| Every company I've founded or worked for has struggled with flaky tests. Twitter had a comprehensive browser and system test suite that took about an hour to run (and they had a large CI worker cluster). Flaky tests could and did scuttle deploys. It was a never-ending struggle to keep CI green, but most engineers saw de-flaking (not just deleting the test) as a critical task. PhotoStructure has an 8-job GitLab CI pipeline that runs on macOS, Windows, and Linux. Keeping the ~3,000 (and growing) tests passing reliably has proven to be a non-trivial task, and researching why a given task is flaky on one OS versus another has almost invariably led to discovery and hardening of edge and corner conditions. It seems that TFA only touched on set ordering, incomplete db resets and time issues.
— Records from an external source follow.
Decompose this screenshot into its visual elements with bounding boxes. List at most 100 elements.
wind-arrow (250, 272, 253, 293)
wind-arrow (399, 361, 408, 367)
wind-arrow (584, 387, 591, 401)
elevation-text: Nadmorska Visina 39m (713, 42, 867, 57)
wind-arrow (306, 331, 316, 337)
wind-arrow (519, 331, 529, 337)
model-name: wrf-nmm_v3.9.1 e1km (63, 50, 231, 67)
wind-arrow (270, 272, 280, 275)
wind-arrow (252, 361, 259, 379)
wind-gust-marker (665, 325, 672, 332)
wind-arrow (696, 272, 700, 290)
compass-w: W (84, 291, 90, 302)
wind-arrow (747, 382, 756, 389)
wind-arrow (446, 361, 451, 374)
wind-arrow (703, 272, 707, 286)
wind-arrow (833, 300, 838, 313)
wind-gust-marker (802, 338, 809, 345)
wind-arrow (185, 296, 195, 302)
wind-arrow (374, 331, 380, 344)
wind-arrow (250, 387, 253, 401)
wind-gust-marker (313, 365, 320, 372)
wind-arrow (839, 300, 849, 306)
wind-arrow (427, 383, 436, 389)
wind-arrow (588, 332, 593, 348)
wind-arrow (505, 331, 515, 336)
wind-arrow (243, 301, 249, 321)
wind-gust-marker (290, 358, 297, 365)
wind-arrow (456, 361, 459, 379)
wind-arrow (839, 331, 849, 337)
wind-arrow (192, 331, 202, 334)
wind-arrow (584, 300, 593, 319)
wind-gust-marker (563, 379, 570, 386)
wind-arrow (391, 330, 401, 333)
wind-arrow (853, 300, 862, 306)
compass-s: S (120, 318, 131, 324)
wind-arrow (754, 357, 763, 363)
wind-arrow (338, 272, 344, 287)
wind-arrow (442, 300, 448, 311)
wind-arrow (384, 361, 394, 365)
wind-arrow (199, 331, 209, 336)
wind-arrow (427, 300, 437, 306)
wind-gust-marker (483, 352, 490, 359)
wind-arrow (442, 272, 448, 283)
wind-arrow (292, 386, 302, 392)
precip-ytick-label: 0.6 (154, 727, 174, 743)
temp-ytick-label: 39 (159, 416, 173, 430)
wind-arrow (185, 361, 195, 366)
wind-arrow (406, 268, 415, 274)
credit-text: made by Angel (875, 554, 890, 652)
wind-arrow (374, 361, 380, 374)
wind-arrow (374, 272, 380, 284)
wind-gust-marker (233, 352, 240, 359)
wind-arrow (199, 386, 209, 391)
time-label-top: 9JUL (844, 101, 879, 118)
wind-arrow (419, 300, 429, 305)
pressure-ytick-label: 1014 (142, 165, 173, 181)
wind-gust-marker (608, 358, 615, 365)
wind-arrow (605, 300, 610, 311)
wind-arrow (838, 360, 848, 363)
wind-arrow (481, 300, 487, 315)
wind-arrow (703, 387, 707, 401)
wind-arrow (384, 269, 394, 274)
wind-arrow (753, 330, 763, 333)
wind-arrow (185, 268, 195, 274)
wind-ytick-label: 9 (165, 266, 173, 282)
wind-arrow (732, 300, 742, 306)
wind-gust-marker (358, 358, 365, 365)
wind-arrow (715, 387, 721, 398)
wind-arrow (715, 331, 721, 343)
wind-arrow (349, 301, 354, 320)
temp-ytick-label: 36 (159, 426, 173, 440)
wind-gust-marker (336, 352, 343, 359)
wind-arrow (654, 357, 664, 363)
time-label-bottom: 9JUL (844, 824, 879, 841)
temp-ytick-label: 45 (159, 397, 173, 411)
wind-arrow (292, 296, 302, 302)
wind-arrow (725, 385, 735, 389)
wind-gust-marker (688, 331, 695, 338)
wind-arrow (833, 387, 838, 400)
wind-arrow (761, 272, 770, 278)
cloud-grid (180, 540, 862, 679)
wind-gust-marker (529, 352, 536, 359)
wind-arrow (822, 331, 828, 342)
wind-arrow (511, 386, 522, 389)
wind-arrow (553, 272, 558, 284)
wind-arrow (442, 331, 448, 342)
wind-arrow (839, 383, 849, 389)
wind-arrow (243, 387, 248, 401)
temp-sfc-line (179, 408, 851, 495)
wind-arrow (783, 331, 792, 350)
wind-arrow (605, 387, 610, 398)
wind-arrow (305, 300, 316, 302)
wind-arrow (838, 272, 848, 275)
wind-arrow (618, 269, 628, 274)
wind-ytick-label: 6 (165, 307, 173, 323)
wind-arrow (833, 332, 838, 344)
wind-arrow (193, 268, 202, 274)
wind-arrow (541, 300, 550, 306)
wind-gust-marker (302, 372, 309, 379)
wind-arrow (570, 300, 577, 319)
There are many other spectres to fight as soon as you deal with multi-process systems on multiple OSes, including file system case sensitivity, incomplete file system resets, fork behavior and child process management, and network and stream management. There are several aspects I added to stabilize CI, including robust shutdown and child process management systems. I can't say I would have prioritized those things if I didn't have tests, but now that I have it, I'm glad they're there. |
I’m founder at Tesults (https://www.tesults.com) where we have a flaky test indicator that makes identifying these tests easier. It’s free to try and if you can’t get budget for a proper plan send me an email and I’ll do what I can.
In general the only way to never have flaky tests is to have simpler tests but I find those often don’t provide as much value - that’s just my personal belief after having spent years focused on automated tests, e2e tests do have robustness issues but the bugs they find make them totally worth it. Out of the issues mentioned in the article that affected my tests the most, it’s timing. They can be overcome though, I’ve run test suites with a couple of thousand e2e tests (browser) that have been highly robust and reliable after time was devoted to hardening them. You do have to focus on that and refuse to add new test cases until the existing ones are sorted out in some cases.